Os moradores das ilhas de Porto Alegre são os primeiros a sair de casa e os últimos a voltar durante as enchentes. Sem diques, a água invade as moradias mesmo nas cheias regulares do Delta do Jacuí e do Guaíba. As enchentes extraordinárias, como em 1941 e 2024, são devastadoras no bairro Arquipélago. A água encobre as casas. Em alguns pontos, ficam visíveis apenas as copas das árvores mais altas.
Em 1941, na Ilha da Pintada, a principal do arquipélago, moravam apenas 400 pessoas, a maioria vivendo da pesca. O repórter Abdias Silva, da Revista do Globo, visitou a comunidade depois de baixar parcialmente a água. Ele resumiu que a "Ilha da Pintada, que já era uma colônia pobre, ficou reduzida a destroços". Algumas casas só ficaram de pé "por um verdadeiro milagre"
A Ilha da Pintada era formada por "pobres homens que ganham a vida com o espinhel ou a tarrafa", ficando uma ou duas semanas fora de casa, sem a certeza de voltar com a canoa cheia de peixes.

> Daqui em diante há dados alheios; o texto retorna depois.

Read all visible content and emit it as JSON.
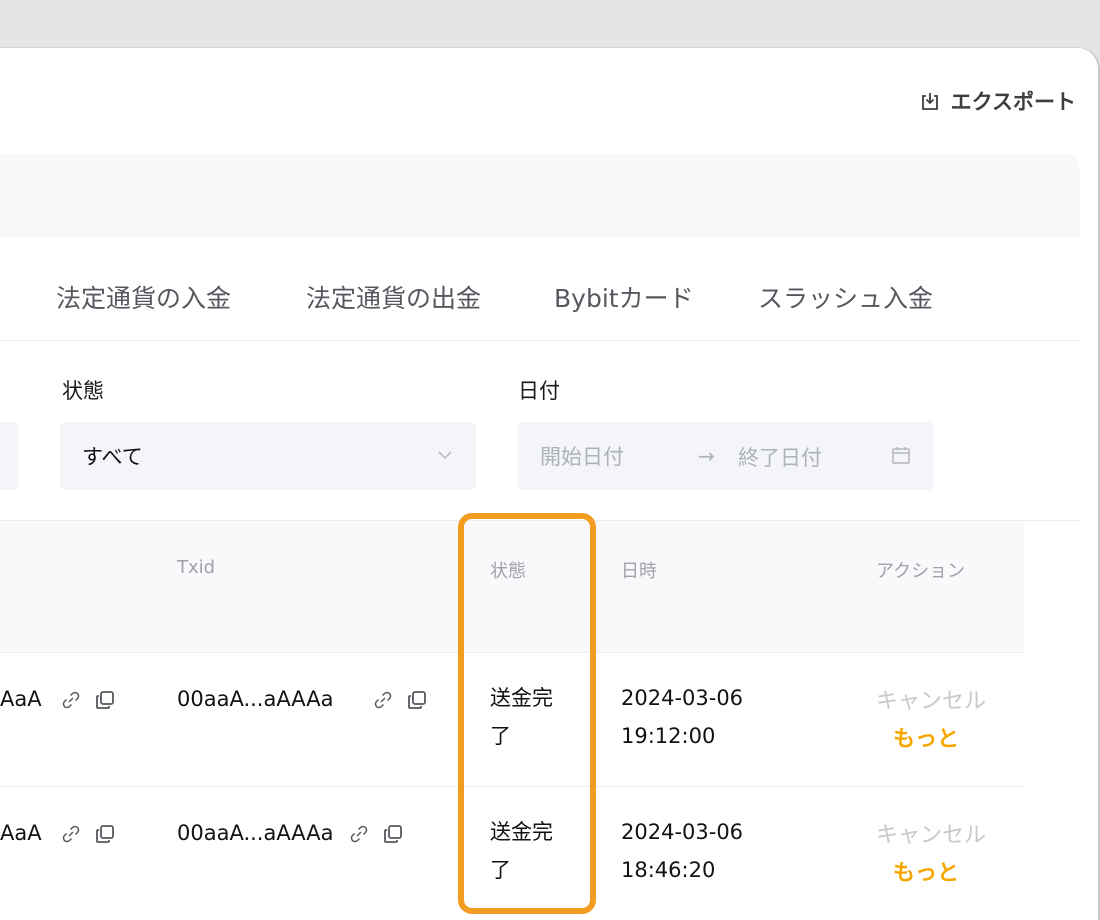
{
  "header": {
    "export_label": "エクスポート"
  },
  "tabs": [
    {
      "label": "法定通貨の入金"
    },
    {
      "label": "法定通貨の出金"
    },
    {
      "label": "Bybitカード"
    },
    {
      "label": "スラッシュ入金"
    }
  ],
  "filters": {
    "status_label": "状態",
    "status_value": "すべて",
    "date_label": "日付",
    "date_start_placeholder": "開始日付",
    "date_arrow": "→",
    "date_end_placeholder": "終了日付"
  },
  "table": {
    "columns": {
      "txid": "Txid",
      "status": "状態",
      "datetime": "日時",
      "action": "アクション"
    },
    "rows": [
      {
        "address": "AaA",
        "txid": "00aaA...aAAAa",
        "status": "送金完了",
        "date": "2024-03-06",
        "time": "19:12:00",
        "cancel": "キャンセル",
        "more": "もっと"
      },
      {
        "address": "AaA",
        "txid": "00aaA...aAAAa",
        "status": "送金完了",
        "date": "2024-03-06",
        "time": "18:46:20",
        "cancel": "キャンセル",
        "more": "もっと"
      }
    ]
  },
  "colors": {
    "accent": "#f7a600",
    "highlight": "#f29d22"
  }
}
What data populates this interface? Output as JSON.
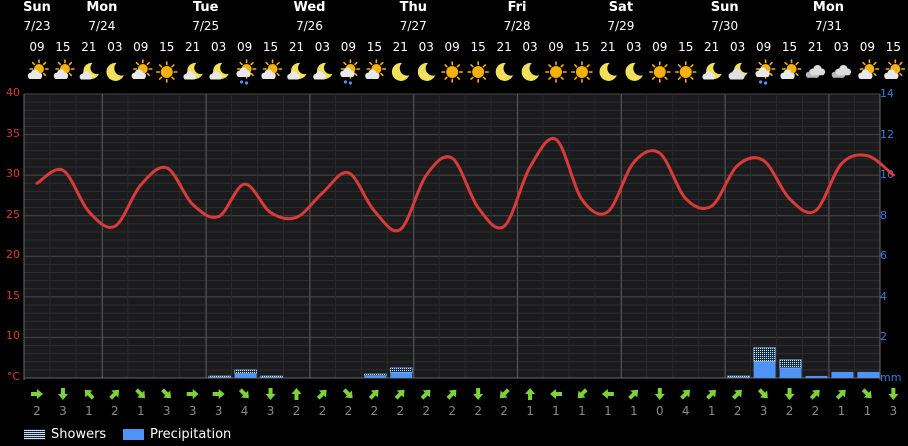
{
  "days": [
    {
      "name": "Sun",
      "date": "7/23"
    },
    {
      "name": "Mon",
      "date": "7/24"
    },
    {
      "name": "Tue",
      "date": "7/25"
    },
    {
      "name": "Wed",
      "date": "7/26"
    },
    {
      "name": "Thu",
      "date": "7/27"
    },
    {
      "name": "Fri",
      "date": "7/28"
    },
    {
      "name": "Sat",
      "date": "7/29"
    },
    {
      "name": "Sun",
      "date": "7/30"
    },
    {
      "name": "Mon",
      "date": "7/31"
    }
  ],
  "hours": [
    "09",
    "15",
    "21",
    "03",
    "09",
    "15",
    "21",
    "03",
    "09",
    "15",
    "21",
    "03",
    "09",
    "15",
    "21",
    "03",
    "09",
    "15",
    "21",
    "03",
    "09",
    "15",
    "21",
    "03",
    "09",
    "15",
    "21",
    "03",
    "09",
    "15",
    "21",
    "03",
    "09",
    "15"
  ],
  "icons": [
    "sun-cloud-icon",
    "sun-cloud-icon",
    "moon-cloud-icon",
    "moon-icon",
    "sun-cloud-icon",
    "sun-icon",
    "moon-cloud-icon",
    "moon-cloud-icon",
    "sun-shower-icon",
    "sun-cloud-icon",
    "moon-cloud-icon",
    "moon-cloud-icon",
    "sun-shower-icon",
    "sun-cloud-icon",
    "moon-icon",
    "moon-icon",
    "sun-icon",
    "sun-icon",
    "moon-icon",
    "moon-icon",
    "sun-icon",
    "sun-icon",
    "moon-icon",
    "moon-icon",
    "sun-icon",
    "sun-icon",
    "moon-cloud-icon",
    "cloud-moon-icon",
    "sun-shower-icon",
    "sun-cloud-icon",
    "cloud-icon",
    "cloud-icon",
    "sun-cloud-icon",
    "sun-cloud-icon"
  ],
  "wind_directions_deg": [
    90,
    180,
    315,
    45,
    135,
    135,
    90,
    90,
    135,
    180,
    0,
    45,
    135,
    45,
    45,
    45,
    45,
    180,
    225,
    0,
    270,
    225,
    270,
    45,
    180,
    45,
    45,
    45,
    135,
    180,
    45,
    45,
    135,
    180
  ],
  "wind_speeds": [
    "2",
    "3",
    "1",
    "2",
    "1",
    "3",
    "3",
    "3",
    "4",
    "3",
    "2",
    "2",
    "2",
    "2",
    "2",
    "2",
    "2",
    "2",
    "2",
    "1",
    "1",
    "1",
    "1",
    "1",
    "0",
    "4",
    "1",
    "2",
    "3",
    "2",
    "2",
    "1",
    "1",
    "3"
  ],
  "legend": {
    "showers": "Showers",
    "precipitation": "Precipitation"
  },
  "colors": {
    "temperature": "#d93a3a",
    "precipitation": "#4f93f5",
    "axis_left": "#d93a3a",
    "axis_right": "#3a7bdc",
    "sun": "#f5b10c",
    "moon": "#f3e05a"
  },
  "chart_data": {
    "type": "line",
    "x": [
      "7/23 09",
      "7/23 15",
      "7/23 21",
      "7/24 03",
      "7/24 09",
      "7/24 15",
      "7/24 21",
      "7/25 03",
      "7/25 09",
      "7/25 15",
      "7/25 21",
      "7/26 03",
      "7/26 09",
      "7/26 15",
      "7/26 21",
      "7/27 03",
      "7/27 09",
      "7/27 15",
      "7/27 21",
      "7/28 03",
      "7/28 09",
      "7/28 15",
      "7/28 21",
      "7/29 03",
      "7/29 09",
      "7/29 15",
      "7/29 21",
      "7/30 03",
      "7/30 09",
      "7/30 15",
      "7/30 21",
      "7/31 03",
      "7/31 09",
      "7/31 15"
    ],
    "series": [
      {
        "values": [
          29.0,
          30.6,
          25.5,
          23.7,
          28.8,
          30.9,
          26.4,
          24.9,
          28.9,
          25.4,
          24.8,
          27.8,
          30.3,
          25.6,
          23.3,
          30.0,
          32.1,
          26.0,
          23.7,
          31.0,
          34.4,
          27.0,
          25.5,
          31.6,
          32.7,
          27.1,
          26.2,
          31.2,
          31.8,
          27.1,
          25.6,
          31.4,
          32.4,
          30.0
        ]
      }
    ],
    "precipitation": {
      "showers": [
        0,
        0,
        0,
        0,
        0,
        0,
        0,
        0.1,
        0.4,
        0.1,
        0,
        0,
        0,
        0.2,
        0.5,
        0,
        0,
        0,
        0,
        0,
        0,
        0,
        0,
        0,
        0,
        0,
        0,
        0.1,
        1.5,
        0.9,
        0,
        0,
        0,
        0
      ],
      "total": [
        0,
        0,
        0,
        0,
        0,
        0,
        0,
        0.1,
        0.4,
        0.1,
        0,
        0,
        0,
        0.2,
        0.5,
        0,
        0,
        0,
        0,
        0,
        0,
        0,
        0,
        0,
        0,
        0,
        0,
        0.1,
        1.5,
        0.9,
        0.1,
        0.3,
        0.3,
        0
      ]
    },
    "y_left": {
      "unit": "°C",
      "ticks": [
        "40",
        "35",
        "30",
        "25",
        "20",
        "15",
        "10"
      ],
      "ylim": [
        5,
        40
      ]
    },
    "y_right": {
      "unit": "mm",
      "ticks": [
        "14",
        "12",
        "10",
        "8",
        "6",
        "4",
        "2"
      ],
      "ylim": [
        0,
        14
      ]
    },
    "grid": true
  }
}
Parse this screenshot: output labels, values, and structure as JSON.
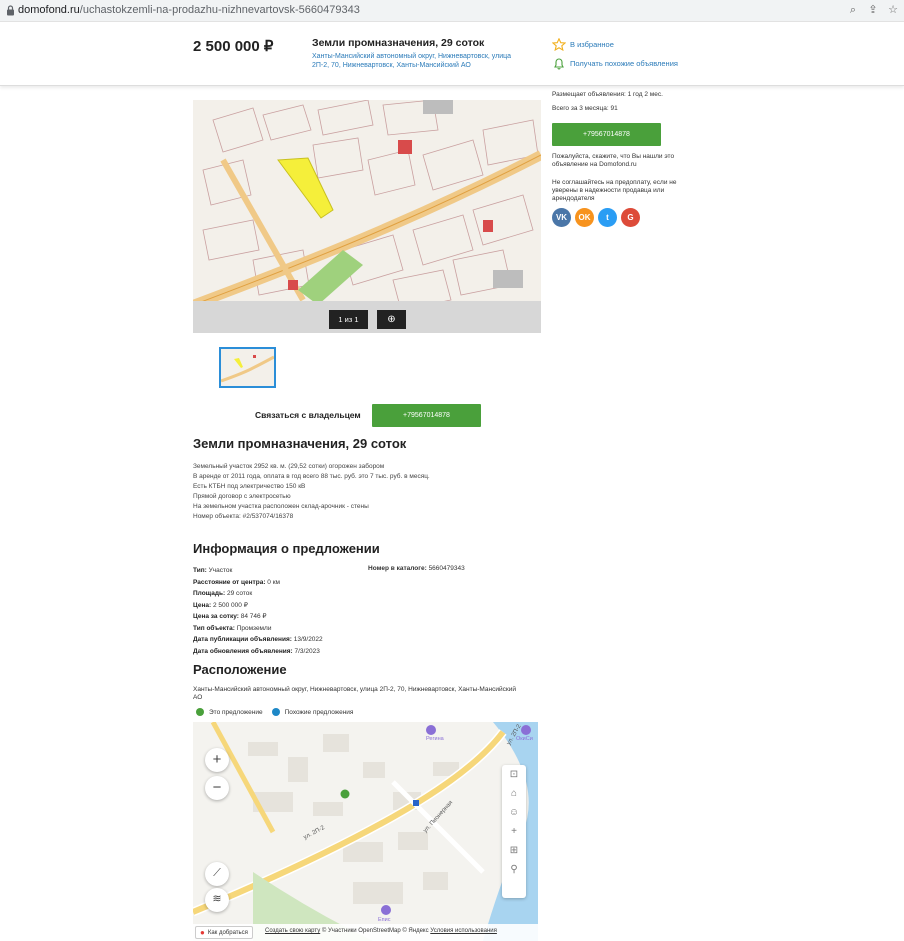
{
  "browser": {
    "url_domain": "domofond.ru",
    "url_path": "/uchastokzemli-na-prodazhu-nizhnevartovsk-5660479343"
  },
  "header": {
    "price": "2 500 000 ₽",
    "title": "Земли промназначения, 29 соток",
    "address": "Ханты-Мансийский автономный округ, Нижневартовск, улица 2П-2, 70, Нижневартовск, Ханты-Мансийский АО",
    "favorite_label": "В избранное",
    "subscribe_label": "Получать похожие объявления"
  },
  "seller": {
    "posting_since": "Размещает объявления: 1 год 2 мес.",
    "total_3_months": "Всего за 3 месяца: 91",
    "phone": "+79567014878",
    "mention_hint": "Пожалуйста, скажите, что Вы нашли это объявление на Domofond.ru",
    "prepay_warning": "Не соглашайтесь на предоплату, если не уверены в надежности продавца или арендодателя",
    "socials": [
      {
        "icon": "vk-icon",
        "label": "VK",
        "color": "#4a76a8"
      },
      {
        "icon": "ok-icon",
        "label": "OK",
        "color": "#f7931e"
      },
      {
        "icon": "twitter-icon",
        "label": "t",
        "color": "#2a9df4"
      },
      {
        "icon": "google-icon",
        "label": "G",
        "color": "#dd4b39"
      }
    ]
  },
  "gallery": {
    "counter": "1 из 1",
    "zoom_icon": "magnifier-icon"
  },
  "contact": {
    "label": "Связаться с владельцем",
    "phone": "+79567014878"
  },
  "description": {
    "title": "Земли промназначения, 29 соток",
    "lines": [
      "Земельный участок 2952 кв. м. (29,52 сотки) огорожен забором",
      "В аренде от 2011 года, оплата в год всего 88 тыс. руб. это 7 тыс. руб. в месяц.",
      "Есть КТБН под электричество 150 кВ",
      "Прямой договор с электросетью",
      "На земельном участка расположен склад-арочник - стены",
      "Номер объекта: #2/537074/16378"
    ]
  },
  "offer_info": {
    "title": "Информация о предложении",
    "rows": [
      {
        "label": "Тип:",
        "value": "Участок"
      },
      {
        "label": "Расстояние от центра:",
        "value": "0 км"
      },
      {
        "label": "Площадь:",
        "value": "29 соток"
      },
      {
        "label": "Цена:",
        "value": "2 500 000 ₽"
      },
      {
        "label": "Цена за сотку:",
        "value": "84 746 ₽"
      },
      {
        "label": "Тип объекта:",
        "value": "Промземли"
      },
      {
        "label": "Дата публикации объявления:",
        "value": "13/9/2022"
      },
      {
        "label": "Дата обновления объявления:",
        "value": "7/3/2023"
      }
    ],
    "catalog_label": "Номер в каталоге:",
    "catalog_value": "5660479343"
  },
  "location": {
    "title": "Расположение",
    "address": "Ханты-Мансийский автономный округ, Нижневартовск, улица 2П-2, 70, Нижневартовск, Ханты-Мансийский АО",
    "legend_this": "Это предложение",
    "legend_similar": "Похожие предложения",
    "legend_this_color": "#4aa03b",
    "legend_similar_color": "#1e88c7",
    "map_labels": {
      "street_1": "ул. 2П-2",
      "street_2": "ул. Пионерная",
      "street_3": "ул. 2П-2",
      "poi_1": "Регина",
      "poi_2": "ОкиСи",
      "poi_3": "Епис"
    },
    "route_label": "Как добраться",
    "create_map": "Создать свою карту",
    "attribution": "© Участники OpenStreetMap © Яндекс",
    "terms": "Условия использования"
  }
}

Depois da grande enchente, o jornalista descreveu "cadeiras e fogões espalhados pelos campos, colchões pendurados aos ramos das árvores e até encontrei, num monte de objetos recolhidos e expostos ao sol para enxugar, uma imagem de Nossa Senhora dos Navegantes desfigurada e roída pela ação das águas". A correnteza levou móveis e animais de criação.
A lancha 13 de Maio ficou ancorada na sede da colônia, servindo de abrigo provisório. Os pescadores transportavam para lá suas famílias, conduzidas depois em canoas para abrigos em Porto Alegre. Durante a enchente, mais de 100 pessoas permaneceram na lancha. Em Porto Alegre, na metade de maio de 1941, mais de 17 mil moradores, de diversos bairros, estavam em abrigos.
O presidente da Colônia de Pescadores Z5, Gilmar da Silva Coelho, lembra das histórias compartilhadas pelo avô Alfredo Gonçalves. Ele contava que o rio arrastou quase tudo, levando a casa e o dinheiro guardado no forro. A família buscou refúgio na praia de Sans Souci, que na época pertencia a Guaíba, atualmente município de Eldorado do Sul.
Em 2024, de acordo com a prefeitura de Porto Alegre, chega a sete mil o número de moradores apenas na Ilha da Pintada. A população precisou deixar as casas novamente. Moradores não conseguiram ainda retornar para avaliar os prejuízos. A enchente atual é maior do que em 1941.
Como foi a enchente de 1941
A chuva no Estado começou em 10 de abril, uma Quinta-Feira Santa. Por 35 dias, o Estado foi castigado pelos temporais. Em Porto Alegre, choveu em 22 dias neste período, acumulando 619,4 milímetros.
Depois do caos no interior, os rios Jacuí, Caí, Sinos e Gravataí encheram o Guaíba. Com 272 mil habitantes, Porto Alegre ficou com suas principais áreas comerciais e industriais embaixo d´água no início de maio, quando o vento Sul represou o Guaíba.
Baseados na experiência de outra grande enchente, de 1928, muitos porto-alegrenses demoraram para se convencer da gravidade. Em 8 de maio de 1941, o nível do Guaíba atingiu a marca de 4,76 metros no Cais Mauá, onde a cota de inundação é de três metros.
As consequências da enchente de 1941 foram sentidas por muito tempo. Em 1967, outra cheia do Guaíba deixaria partes da cidade embaixo d´água. Depois dos traumáticos episódios, Porto Alegre construiu o muro da Avenida Mauá e um sistema de diques.
Na enchente de maio de 2024, a marca de 4m76cm foi superada no início da noite de 3 de maio. No madrugada de 5 de maio, foi registrada a maior marca da história do Guaíba no Cais Mauá: 5m35cm.